While we Aberdonians have been getting all excited about the dust-up over Brown County IT chief Paul Sivertsen’s questionable activities on the taxpayer dime, Jonathan Ellis notices a Brown County Commission action that has much greater implications for taxpayers statewide:
Two weeks ago, the commission emerged from a closed-door meeting and passed an innocuous sounding resolution authorizing the county to appeal a state decision about how much money a pipeline company is required to pay in property taxes. The appeal to the Hughes County Circuit Court means that Brown County thinks the state isn’t assessing as much money on the pipeline as it should, thus depriving local governments of property tax revenues.

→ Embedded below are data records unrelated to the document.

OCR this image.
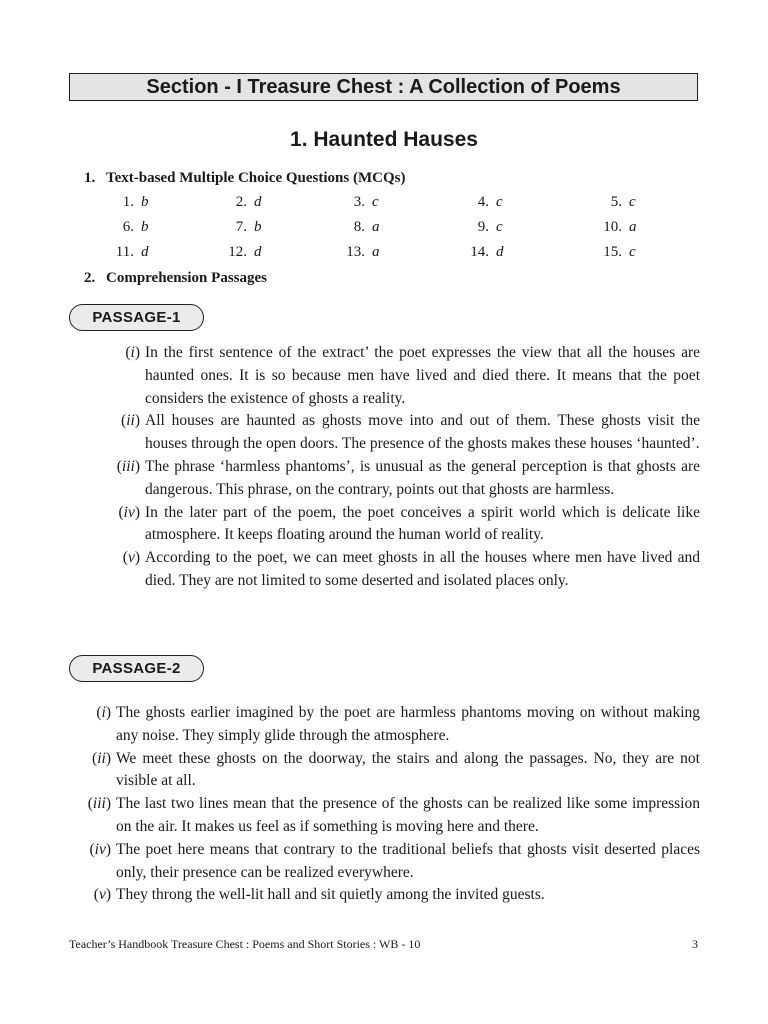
Section - I Treasure Chest : A Collection of Poems
1. Haunted Hauses
1. Text-based Multiple Choice Questions (MCQs)
1. b	2. d	3. c	4. c	5. c
6. b	7. b	8. a	9. c	10. a
11. d	12. d	13. a	14. d	15. c
2. Comprehension Passages
PASSAGE-1
(i) In the first sentence of the extract’ the poet expresses the view that all the houses are haunted ones. It is so because men have lived and died there. It means that the poet considers the existence of ghosts a reality.
(ii) All houses are haunted as ghosts move into and out of them. These ghosts visit the houses through the open doors. The presence of the ghosts makes these houses ‘haunted’.
(iii) The phrase ‘harmless phantoms’, is unusual as the general perception is that ghosts are dangerous. This phrase, on the contrary, points out that ghosts are harmless.
(iv) In the later part of the poem, the poet conceives a spirit world which is delicate like atmosphere. It keeps floating around the human world of reality.
(v) According to the poet, we can meet ghosts in all the houses where men have lived and died. They are not limited to some deserted and isolated places only.
PASSAGE-2
(i) The ghosts earlier imagined by the poet are harmless phantoms moving on without making any noise. They simply glide through the atmosphere.
(ii) We meet these ghosts on the doorway, the stairs and along the passages. No, they are not visible at all.
(iii) The last two lines mean that the presence of the ghosts can be realized like some impression on the air. It makes us feel as if something is moving here and there.
(iv) The poet here means that contrary to the traditional beliefs that ghosts visit deserted places only, their presence can be realized everywhere.
(v) They throng the well-lit hall and sit quietly among the invited guests.
Teacher’s Handbook Treasure Chest : Poems and Short Stories : WB - 10	3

…The appeal could have consequences for other entities that, like NuStar, are valued by the South Dakota Department of Revenue, making NuStar a test case. If it turns out that the state has undervalued NuStar’s pipeline, then it’s possible that other pipelines and industries which are centrally assessed by the state could see their tax bills challenged by local governments [Jonathan Ellis, “County’s Appeal on Pipeline Taxes Could Have Broad Effect,” that Sioux Falls paper, 2015.09.19].
Lowballed assessments from the state have previously been cited as one reason that South Dakota counties aren’t seeing nearly as much tax revenue as TransCanada promised them from the Keystone tar sands pipeline, which just misses Brown County but runs through Marshall and Day to our east. Ellis notes that big projects like Keystone aren’t reducing the total tax burden on homeowners:
Over time, the percentage of total taxes paid by regular homeowners has steadily gone up while the amount paid by large, centrally assessed corporations has gone down. In 2000, owner-occupied properties accounted for 34.6 percent of all property taxes paid in the state, while centrally assessed corporations paid 5.2 percent. Last year, owner-occupied taxpayers paid 39.5 percent of all property taxes while centrally assessed corporations paid 2.4 percent [Ellis, 2015.09.19].
Maybe we need to have a job-swap day: let the county assessors do the central assessments on pipelines and other big corporate installations, and let the state work on owner-occupied assessments. And maybe instead of more regressive sales taxes, the Blue Ribbon K-12 panel should look to those undertaxed centrally assessed projects for some of the revenue they need to save South Dakota from its teacher-pay crisis.